The Town of Oyster Bay, N.Y. is getting a cool reception from the municipal bond market after Moody's Investors Service withdrew its rating citing a lack of financial information.
Oyster Bay's $99.1 million in tax-exempt bond anticipation notes priced in junk territory Friday, with a 1.75% yield, only two days after Moody's announced it was withdrawing the Long Island town's rating because of not providing 2014 audited financial statements.
The general obligation BANs, Series 2016A mature on Feb. 3, 2017 and is part of $121.8 million in short-term debt New York's fourth largest township borrowed Friday.
The negotiated transaction was underwritten by TD Securities with Norton Rose as bond counsel.
Friday's note pricing came hours after Standard & Poor's placed Oyster Bay's BBB long-term bond rating on credit watch negative citing "an estimated deterioration in the town's operating performance and available reserves." Oyster Bay officials disclosed to S&P that it closed 2014 with a $17 million operating deficit and a total shortfall of $25 million.

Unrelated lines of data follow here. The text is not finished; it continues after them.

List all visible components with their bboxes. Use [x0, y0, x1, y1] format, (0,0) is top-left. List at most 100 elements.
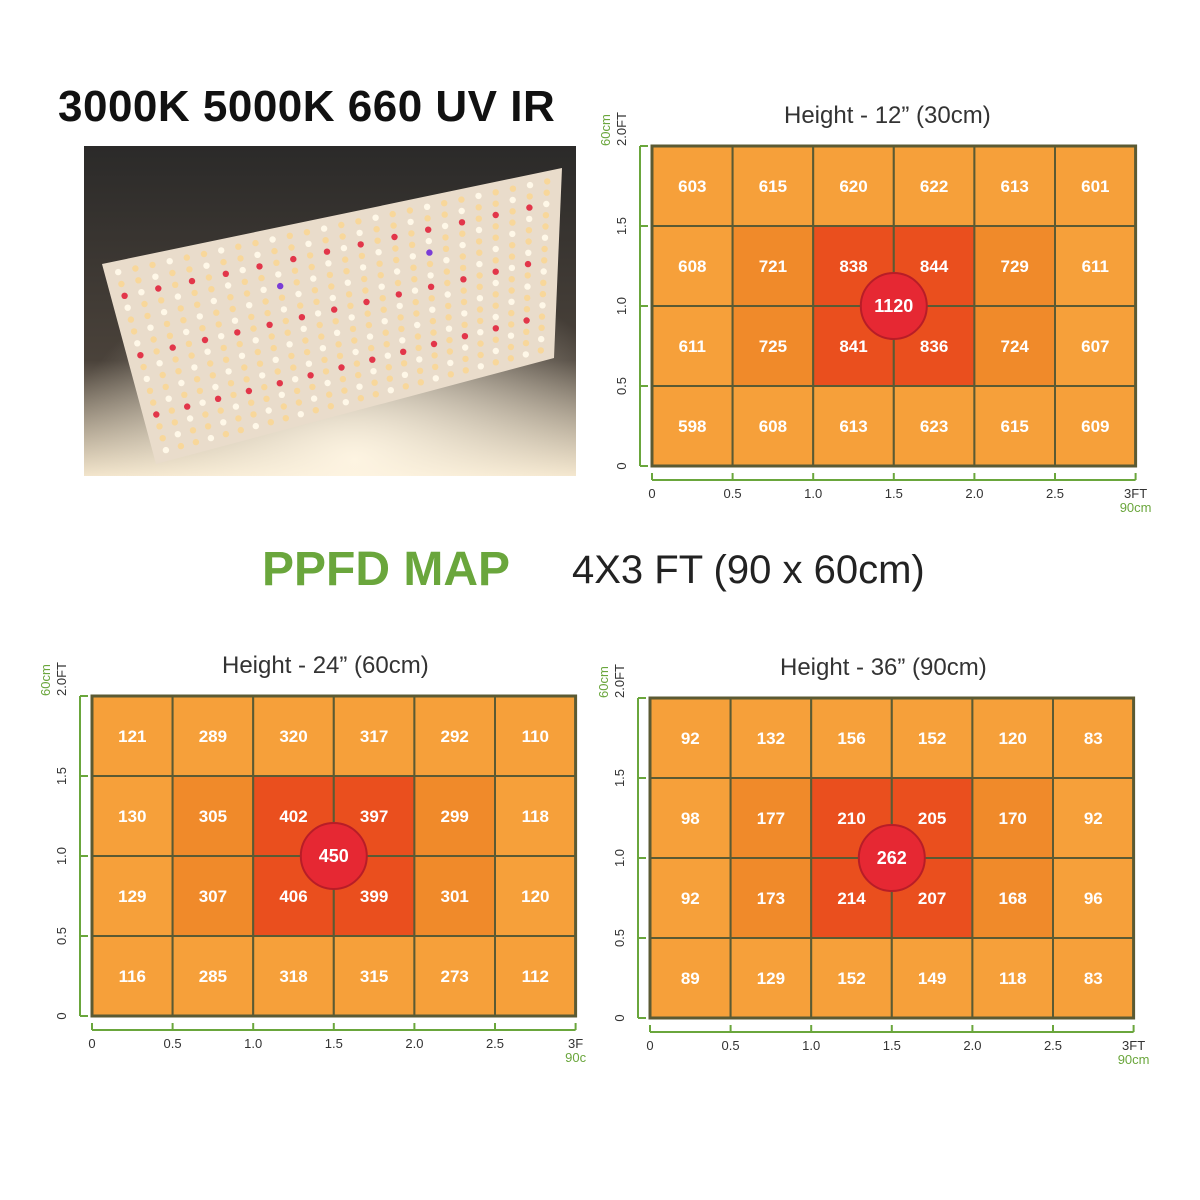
- led-dot: [342, 399, 349, 406]
- led-dot: [344, 279, 351, 286]
- cell-value: 129: [118, 887, 146, 906]
- y-unit-label: 60cm: [600, 114, 613, 146]
- x-tick-label: 2.5: [1046, 486, 1064, 501]
- cell-value: 210: [837, 809, 865, 828]
- heatmap-cell: [1054, 145, 1137, 227]
- led-dot: [191, 289, 198, 297]
- led-dot: [204, 423, 212, 430]
- led-dot: [248, 399, 255, 406]
- led-dot: [172, 281, 179, 288]
- led-dot: [166, 258, 173, 265]
- cell-value: 307: [199, 887, 227, 906]
- led-dot: [361, 275, 368, 283]
- cell-value: 83: [1084, 969, 1103, 988]
- led-dot: [241, 364, 248, 371]
- led-dot: [238, 352, 246, 359]
- led-dot: [492, 211, 499, 219]
- led-dot: [149, 261, 156, 269]
- led-dot: [363, 298, 370, 306]
- led-dot: [184, 403, 191, 410]
- heatmap-cell: [729, 857, 813, 939]
- led-dot: [426, 249, 433, 256]
- led-dot: [188, 352, 195, 359]
- x-tick-label: 0.5: [724, 486, 742, 501]
- led-dot: [314, 310, 322, 317]
- led-dot: [475, 192, 482, 200]
- cell-value: 725: [759, 337, 787, 356]
- cell-value: 317: [360, 727, 388, 746]
- led-dot: [492, 189, 499, 196]
- cell-value: 110: [522, 727, 549, 746]
- heatmap-cell: [413, 775, 496, 857]
- led-dot: [372, 391, 379, 398]
- heatmap-cell: [413, 855, 496, 937]
- cell-value: 120: [521, 887, 549, 906]
- led-dot: [322, 368, 330, 375]
- led-dot: [220, 419, 227, 426]
- led-panel-photo: [84, 146, 576, 476]
- led-dot: [522, 351, 529, 358]
- led-dot: [477, 351, 484, 359]
- led-dot: [212, 383, 219, 391]
- led-dot: [215, 321, 222, 328]
- spec-title: 3000K 5000K 660 UV IR: [58, 82, 556, 131]
- heatmap-border: [650, 144, 1138, 468]
- led-dot: [378, 283, 385, 290]
- y-unit-label: 60cm: [40, 664, 53, 696]
- led-dot: [443, 257, 450, 264]
- heatmap-border: [90, 694, 578, 1018]
- led-dot: [442, 245, 450, 252]
- led-dot: [525, 249, 532, 256]
- led-dot: [461, 333, 469, 340]
- led-dot: [293, 279, 300, 286]
- led-dot: [441, 211, 448, 218]
- led-dot: [476, 249, 483, 256]
- center-peak-value: 1120: [874, 296, 913, 316]
- led-dot: [475, 215, 482, 222]
- cell-value: 608: [759, 417, 787, 436]
- led-dot: [492, 245, 499, 253]
- cell-value: 601: [1081, 177, 1109, 196]
- led-dot: [256, 263, 263, 270]
- cell-value: 623: [920, 417, 948, 436]
- led-dot: [132, 265, 139, 272]
- led-dot: [459, 241, 466, 249]
- led-dot: [390, 222, 397, 229]
- led-dot: [150, 336, 157, 343]
- led-dot: [267, 419, 274, 426]
- led-dot: [430, 329, 437, 336]
- heatmap-cell: [971, 777, 1054, 859]
- led-dot: [327, 403, 334, 410]
- heatmap-cell: [810, 857, 893, 939]
- led-dot: [389, 210, 396, 218]
- led-dot: [194, 301, 201, 308]
- led-dot: [203, 262, 210, 269]
- led-dot: [356, 383, 363, 390]
- led-dot: [425, 237, 432, 245]
- led-dot: [508, 298, 515, 305]
- led-dot: [320, 225, 328, 232]
- led-dot: [364, 310, 371, 317]
- led-dot: [429, 306, 436, 313]
- heatmap-cell: [729, 777, 813, 859]
- cell-value: 92: [1084, 809, 1103, 828]
- x-tick-label: 1.0: [804, 486, 822, 501]
- led-dot: [400, 360, 408, 367]
- led-dot: [312, 407, 319, 414]
- led-dot: [193, 376, 201, 383]
- heatmap-title: Height - 12” (30cm): [784, 102, 991, 129]
- led-dot: [432, 363, 439, 371]
- led-dot: [201, 336, 209, 344]
- heatmap-cell: [171, 935, 255, 1017]
- led-dot: [234, 329, 241, 336]
- led-dot: [370, 368, 377, 375]
- led-dot: [196, 387, 204, 395]
- led-dot: [459, 230, 466, 237]
- x-unit-label: 90cm: [1120, 500, 1152, 515]
- led-dot: [509, 185, 517, 192]
- led-dot: [273, 259, 280, 266]
- heatmap-cell: [1054, 225, 1137, 307]
- heatmap-cell: [973, 225, 1056, 307]
- led-dot: [417, 379, 424, 386]
- led-dot: [544, 178, 551, 185]
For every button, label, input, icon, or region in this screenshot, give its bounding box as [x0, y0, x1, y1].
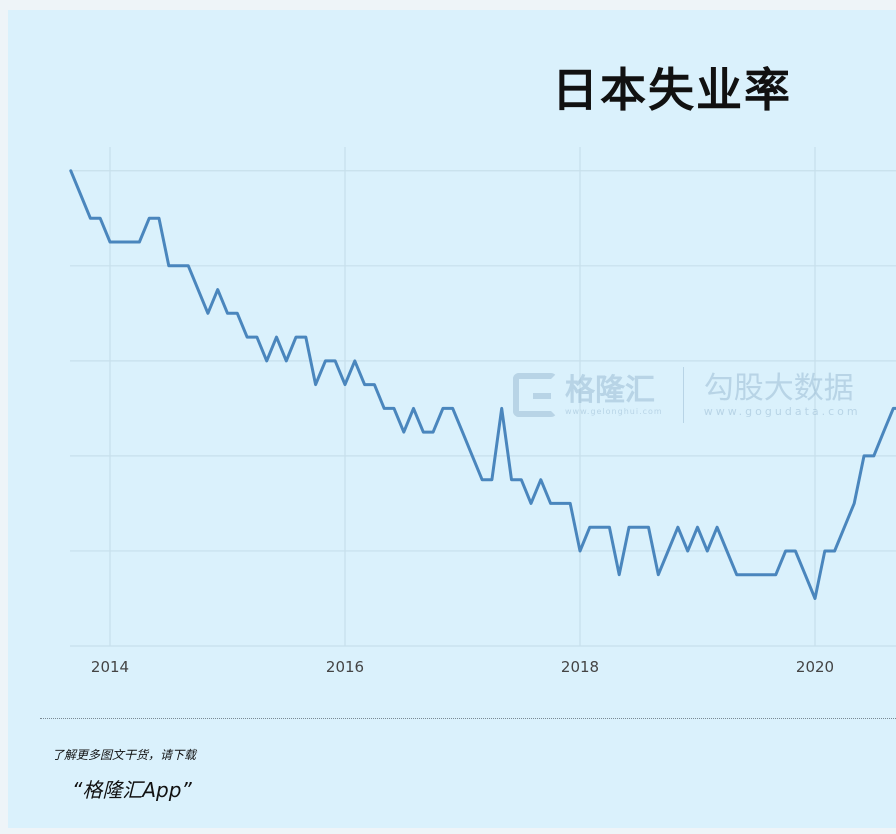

Matt Fabian, a partner at Concord, Mass.-based Municipal Market Analytics, said Monday morning he was not surprised at the high yield Oyster Bay paid following Moody's rating withdrawal and the negative report from S&P.
"Issuers with increased liquidity issues are having trouble raising cash in today's muni market," said Fabian. "Bondholders are concerned about near-term liquidity issues."
S&P also warned it would likely withdraw its Oyster Bay rating if the town does not provide the 2014 audited financial statements by the end of March. Oyster Bay Finance Director Rob Darienzo has attributed the delay in reporting the statements to the town modernizing its accounting software.